By September, following a state visit between Chinese President Xi Jinping and President Obama at the White House, the U.S. formally announced “what amounts to a truce” over their opposition to the AIIB, with the U.S. saying it would stop lobbying against the institution in return for China agreeing to increase its financial contributions to institutions like the World Bank. However, both the United States and Japan continued to refuse to join the AIIB as members. At a joint press conference, President Xi said that “China is the current international system’s builder, contributor and developer and participant, and also beneficiary.” China was willing, he added, “to work with all other countries to firmly defend the fruits of victory of the second world war, and the existing international system.”
According to plan, the AIIB is to start with a capital base of $100 billion, and its ownership structure is designed to give countries in the Asia Pacific region roughly 75% of the voting shares, “giving smaller Asian countries a greater say than they have in other global organizations.” China provides the AIIB with nearly $30 billion of its $100 billion, giving its chief backer between 25% and 30% of voting shares and the only veto, since major decisions require a 75% majority.
The second largest contributor and shareholder is India, providing $8.4 billion, followed by Russia at $6.5 billion. Next is Germany with a $4.5 billion contribution, South Korea and Australia each providing $3.7 billion, with France and Indonesia each contributing $3.4 billion. Among the other large shareholders are Brazil, the UK, Turkey, Italy, Saudi Arabia, Spain, Iran, Thailand and the Netherlands.

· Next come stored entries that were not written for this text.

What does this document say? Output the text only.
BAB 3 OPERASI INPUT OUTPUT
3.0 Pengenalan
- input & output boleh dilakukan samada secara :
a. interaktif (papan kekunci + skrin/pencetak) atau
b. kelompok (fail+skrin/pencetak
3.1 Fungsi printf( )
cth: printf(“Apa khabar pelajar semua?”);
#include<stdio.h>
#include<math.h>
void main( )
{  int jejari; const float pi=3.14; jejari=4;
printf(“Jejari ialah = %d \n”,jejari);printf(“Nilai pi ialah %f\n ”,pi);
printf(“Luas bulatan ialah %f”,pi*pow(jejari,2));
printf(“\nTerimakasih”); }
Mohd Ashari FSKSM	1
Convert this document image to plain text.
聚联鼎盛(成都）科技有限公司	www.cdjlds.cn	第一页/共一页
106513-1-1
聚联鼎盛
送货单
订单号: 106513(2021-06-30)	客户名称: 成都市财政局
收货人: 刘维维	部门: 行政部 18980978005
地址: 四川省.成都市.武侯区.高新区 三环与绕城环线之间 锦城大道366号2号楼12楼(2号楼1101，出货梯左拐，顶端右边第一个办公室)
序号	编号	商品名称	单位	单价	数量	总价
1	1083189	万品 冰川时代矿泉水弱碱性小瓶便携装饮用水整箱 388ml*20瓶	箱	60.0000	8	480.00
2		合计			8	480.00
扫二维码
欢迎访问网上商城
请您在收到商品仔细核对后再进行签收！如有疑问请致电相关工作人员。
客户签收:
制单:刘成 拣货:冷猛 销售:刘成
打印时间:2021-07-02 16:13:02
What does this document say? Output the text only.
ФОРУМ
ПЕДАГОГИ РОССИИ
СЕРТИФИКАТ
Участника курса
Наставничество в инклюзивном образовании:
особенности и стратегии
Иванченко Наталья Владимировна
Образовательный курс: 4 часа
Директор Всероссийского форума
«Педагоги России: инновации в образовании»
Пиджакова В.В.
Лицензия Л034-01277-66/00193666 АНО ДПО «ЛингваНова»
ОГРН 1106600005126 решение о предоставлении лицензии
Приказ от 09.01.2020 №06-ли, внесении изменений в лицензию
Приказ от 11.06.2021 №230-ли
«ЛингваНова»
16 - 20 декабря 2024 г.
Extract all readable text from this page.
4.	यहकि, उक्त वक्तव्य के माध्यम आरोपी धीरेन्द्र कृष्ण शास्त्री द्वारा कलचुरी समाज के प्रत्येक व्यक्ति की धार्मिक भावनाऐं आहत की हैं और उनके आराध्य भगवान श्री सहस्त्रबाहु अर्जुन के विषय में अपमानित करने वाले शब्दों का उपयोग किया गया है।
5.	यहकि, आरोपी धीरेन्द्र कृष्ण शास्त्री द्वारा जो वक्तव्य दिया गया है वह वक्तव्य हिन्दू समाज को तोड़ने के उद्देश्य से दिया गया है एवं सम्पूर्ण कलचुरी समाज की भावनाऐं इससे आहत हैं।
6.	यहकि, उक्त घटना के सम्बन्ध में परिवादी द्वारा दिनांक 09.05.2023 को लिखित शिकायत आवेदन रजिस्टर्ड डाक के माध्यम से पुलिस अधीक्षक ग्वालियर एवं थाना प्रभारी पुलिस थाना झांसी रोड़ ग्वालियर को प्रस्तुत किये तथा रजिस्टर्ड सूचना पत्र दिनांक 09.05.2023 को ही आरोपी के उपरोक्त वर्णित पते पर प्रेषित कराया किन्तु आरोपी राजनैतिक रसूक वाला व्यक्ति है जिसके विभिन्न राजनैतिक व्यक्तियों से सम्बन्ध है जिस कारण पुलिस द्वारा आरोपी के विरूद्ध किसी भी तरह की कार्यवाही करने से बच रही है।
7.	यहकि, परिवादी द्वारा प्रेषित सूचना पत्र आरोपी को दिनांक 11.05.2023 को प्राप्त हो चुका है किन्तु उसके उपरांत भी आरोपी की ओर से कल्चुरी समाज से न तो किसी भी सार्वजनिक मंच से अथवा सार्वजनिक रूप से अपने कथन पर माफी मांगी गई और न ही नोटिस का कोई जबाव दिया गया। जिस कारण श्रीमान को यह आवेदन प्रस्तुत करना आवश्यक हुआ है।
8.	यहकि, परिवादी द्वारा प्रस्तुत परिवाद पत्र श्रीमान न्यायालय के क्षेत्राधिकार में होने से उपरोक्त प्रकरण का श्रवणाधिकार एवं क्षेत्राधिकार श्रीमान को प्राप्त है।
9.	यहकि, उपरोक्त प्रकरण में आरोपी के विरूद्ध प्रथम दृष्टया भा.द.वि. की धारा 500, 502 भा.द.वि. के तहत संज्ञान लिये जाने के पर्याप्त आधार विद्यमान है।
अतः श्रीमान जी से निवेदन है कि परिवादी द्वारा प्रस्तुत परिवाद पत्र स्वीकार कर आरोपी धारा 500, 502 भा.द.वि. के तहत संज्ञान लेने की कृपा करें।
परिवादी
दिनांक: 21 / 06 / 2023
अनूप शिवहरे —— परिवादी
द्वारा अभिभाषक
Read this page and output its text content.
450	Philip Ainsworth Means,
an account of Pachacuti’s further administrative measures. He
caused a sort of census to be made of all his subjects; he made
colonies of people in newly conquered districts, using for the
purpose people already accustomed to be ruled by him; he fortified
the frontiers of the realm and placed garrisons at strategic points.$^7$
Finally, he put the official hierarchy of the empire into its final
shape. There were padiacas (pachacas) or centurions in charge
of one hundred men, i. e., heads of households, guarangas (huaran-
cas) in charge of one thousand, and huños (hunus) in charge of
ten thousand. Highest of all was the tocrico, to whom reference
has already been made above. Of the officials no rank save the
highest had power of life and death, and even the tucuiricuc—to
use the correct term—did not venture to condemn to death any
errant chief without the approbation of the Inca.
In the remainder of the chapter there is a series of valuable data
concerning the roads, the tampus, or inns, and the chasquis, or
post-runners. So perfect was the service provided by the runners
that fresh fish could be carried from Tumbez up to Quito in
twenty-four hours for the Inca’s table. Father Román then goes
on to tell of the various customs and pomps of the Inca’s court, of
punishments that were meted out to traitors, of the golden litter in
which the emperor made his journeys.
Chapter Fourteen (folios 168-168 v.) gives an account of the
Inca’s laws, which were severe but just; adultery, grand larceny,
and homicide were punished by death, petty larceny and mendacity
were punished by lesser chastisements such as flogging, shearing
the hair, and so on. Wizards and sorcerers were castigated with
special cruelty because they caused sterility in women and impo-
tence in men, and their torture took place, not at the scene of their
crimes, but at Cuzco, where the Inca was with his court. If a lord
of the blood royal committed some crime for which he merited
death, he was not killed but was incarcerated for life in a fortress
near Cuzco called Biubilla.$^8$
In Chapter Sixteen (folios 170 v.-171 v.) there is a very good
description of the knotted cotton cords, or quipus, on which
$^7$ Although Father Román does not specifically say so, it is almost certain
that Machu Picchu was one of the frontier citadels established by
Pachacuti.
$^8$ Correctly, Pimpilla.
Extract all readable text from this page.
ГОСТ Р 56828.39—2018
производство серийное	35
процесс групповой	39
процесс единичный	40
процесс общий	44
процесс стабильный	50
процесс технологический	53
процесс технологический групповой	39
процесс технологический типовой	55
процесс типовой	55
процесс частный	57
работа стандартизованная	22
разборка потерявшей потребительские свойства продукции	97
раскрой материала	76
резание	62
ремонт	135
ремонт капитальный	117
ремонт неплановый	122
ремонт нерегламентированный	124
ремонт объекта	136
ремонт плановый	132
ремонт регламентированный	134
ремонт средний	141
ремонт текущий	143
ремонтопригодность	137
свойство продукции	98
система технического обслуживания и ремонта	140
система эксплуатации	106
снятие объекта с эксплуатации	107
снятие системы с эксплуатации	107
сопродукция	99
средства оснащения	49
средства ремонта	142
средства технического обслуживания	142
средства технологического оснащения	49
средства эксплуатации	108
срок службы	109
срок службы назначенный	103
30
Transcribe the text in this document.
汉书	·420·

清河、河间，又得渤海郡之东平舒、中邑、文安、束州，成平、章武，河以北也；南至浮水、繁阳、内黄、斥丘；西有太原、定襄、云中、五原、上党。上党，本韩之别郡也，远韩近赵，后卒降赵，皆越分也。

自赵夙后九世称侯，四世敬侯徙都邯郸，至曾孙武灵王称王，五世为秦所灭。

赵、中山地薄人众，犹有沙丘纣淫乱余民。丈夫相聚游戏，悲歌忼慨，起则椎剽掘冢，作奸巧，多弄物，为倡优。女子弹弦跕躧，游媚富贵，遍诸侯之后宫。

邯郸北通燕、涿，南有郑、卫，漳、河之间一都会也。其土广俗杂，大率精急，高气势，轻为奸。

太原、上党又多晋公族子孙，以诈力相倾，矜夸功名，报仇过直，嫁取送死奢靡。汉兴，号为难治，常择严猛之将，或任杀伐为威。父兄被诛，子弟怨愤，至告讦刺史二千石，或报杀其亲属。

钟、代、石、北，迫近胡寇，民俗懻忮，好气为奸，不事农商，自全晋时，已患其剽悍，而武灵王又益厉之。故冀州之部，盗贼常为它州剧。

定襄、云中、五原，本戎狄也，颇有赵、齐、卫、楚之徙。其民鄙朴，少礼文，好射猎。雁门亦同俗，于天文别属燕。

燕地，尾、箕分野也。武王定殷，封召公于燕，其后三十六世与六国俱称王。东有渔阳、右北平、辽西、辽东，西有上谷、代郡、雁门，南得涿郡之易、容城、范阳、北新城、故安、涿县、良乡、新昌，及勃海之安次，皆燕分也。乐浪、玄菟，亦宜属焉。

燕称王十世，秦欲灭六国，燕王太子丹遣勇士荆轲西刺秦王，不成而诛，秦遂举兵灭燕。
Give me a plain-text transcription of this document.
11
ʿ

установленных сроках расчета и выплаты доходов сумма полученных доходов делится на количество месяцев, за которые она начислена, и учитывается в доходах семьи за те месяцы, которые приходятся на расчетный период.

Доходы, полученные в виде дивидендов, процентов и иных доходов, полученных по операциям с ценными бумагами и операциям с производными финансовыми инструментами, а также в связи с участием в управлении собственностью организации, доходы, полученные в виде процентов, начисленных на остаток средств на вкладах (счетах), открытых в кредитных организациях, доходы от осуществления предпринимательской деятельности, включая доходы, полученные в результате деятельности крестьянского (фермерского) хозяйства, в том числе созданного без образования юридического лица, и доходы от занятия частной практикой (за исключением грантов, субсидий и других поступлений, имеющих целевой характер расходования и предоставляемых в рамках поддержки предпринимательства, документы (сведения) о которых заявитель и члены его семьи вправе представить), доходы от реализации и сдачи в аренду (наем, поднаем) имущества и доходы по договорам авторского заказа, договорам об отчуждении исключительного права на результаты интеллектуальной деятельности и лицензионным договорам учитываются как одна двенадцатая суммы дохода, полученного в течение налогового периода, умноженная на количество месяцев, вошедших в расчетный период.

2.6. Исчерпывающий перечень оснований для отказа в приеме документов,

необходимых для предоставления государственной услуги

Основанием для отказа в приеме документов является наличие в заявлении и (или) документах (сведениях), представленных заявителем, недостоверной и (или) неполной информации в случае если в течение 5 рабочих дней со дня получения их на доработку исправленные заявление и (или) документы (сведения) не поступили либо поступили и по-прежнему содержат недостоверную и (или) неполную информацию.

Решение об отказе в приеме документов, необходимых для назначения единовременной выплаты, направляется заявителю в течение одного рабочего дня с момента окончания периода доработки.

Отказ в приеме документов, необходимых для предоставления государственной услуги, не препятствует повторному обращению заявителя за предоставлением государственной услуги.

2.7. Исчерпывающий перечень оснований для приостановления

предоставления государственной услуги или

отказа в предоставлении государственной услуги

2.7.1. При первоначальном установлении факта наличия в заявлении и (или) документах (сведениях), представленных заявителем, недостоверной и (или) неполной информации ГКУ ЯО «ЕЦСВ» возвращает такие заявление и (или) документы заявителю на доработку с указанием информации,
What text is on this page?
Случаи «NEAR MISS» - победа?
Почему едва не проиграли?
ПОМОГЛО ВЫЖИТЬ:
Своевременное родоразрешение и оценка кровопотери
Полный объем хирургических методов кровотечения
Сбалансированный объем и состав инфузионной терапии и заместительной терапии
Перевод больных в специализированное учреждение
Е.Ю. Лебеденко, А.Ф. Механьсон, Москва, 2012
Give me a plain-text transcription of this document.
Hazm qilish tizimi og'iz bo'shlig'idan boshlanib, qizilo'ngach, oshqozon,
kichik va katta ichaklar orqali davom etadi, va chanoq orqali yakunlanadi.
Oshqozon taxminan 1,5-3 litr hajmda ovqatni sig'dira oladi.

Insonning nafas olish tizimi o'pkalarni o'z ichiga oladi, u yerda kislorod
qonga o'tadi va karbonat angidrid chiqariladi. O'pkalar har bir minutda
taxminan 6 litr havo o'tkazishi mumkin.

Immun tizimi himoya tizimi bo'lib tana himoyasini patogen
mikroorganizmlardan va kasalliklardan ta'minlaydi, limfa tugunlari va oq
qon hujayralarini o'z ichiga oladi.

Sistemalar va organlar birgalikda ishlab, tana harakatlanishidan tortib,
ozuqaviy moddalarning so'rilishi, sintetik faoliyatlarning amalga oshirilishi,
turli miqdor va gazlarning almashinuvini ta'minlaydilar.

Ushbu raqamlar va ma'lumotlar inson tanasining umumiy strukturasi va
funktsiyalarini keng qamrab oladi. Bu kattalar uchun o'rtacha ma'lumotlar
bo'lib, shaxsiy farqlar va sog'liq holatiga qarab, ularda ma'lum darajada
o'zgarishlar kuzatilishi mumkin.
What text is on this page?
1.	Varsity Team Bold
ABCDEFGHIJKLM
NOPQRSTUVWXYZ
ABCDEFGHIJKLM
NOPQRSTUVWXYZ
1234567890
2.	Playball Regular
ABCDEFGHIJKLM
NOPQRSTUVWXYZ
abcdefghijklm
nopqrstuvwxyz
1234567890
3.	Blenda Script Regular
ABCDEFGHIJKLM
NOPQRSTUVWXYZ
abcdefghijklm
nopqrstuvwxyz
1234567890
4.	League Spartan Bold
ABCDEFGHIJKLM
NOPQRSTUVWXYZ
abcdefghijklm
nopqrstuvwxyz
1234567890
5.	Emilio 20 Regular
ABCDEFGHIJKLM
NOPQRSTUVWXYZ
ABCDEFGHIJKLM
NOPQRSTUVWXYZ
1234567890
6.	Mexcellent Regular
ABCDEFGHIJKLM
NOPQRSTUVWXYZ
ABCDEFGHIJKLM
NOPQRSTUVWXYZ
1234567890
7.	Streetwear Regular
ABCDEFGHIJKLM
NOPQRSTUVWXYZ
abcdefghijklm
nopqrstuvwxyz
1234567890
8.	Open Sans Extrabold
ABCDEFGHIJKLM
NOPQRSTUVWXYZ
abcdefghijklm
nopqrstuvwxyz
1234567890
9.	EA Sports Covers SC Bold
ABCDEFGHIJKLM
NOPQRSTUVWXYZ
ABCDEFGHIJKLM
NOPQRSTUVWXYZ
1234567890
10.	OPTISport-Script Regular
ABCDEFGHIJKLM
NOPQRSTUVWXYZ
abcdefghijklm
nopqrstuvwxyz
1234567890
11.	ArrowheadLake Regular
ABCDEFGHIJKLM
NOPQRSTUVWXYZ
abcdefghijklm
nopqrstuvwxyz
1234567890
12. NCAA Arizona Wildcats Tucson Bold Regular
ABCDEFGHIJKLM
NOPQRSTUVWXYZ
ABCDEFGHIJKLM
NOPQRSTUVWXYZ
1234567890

The result: while the U.S. and Japan sit on the sidelines hedging their bets, the AIIB starts its place in the world of global economic governance with a membership of 57 nations from around the world. As former Chinese leader Deng Xiaoping said several decades ago, “Hide your brightness; bide your time.” With the founding of the AIIB, China may very well be staking a claim on its time for greater power in the global economy.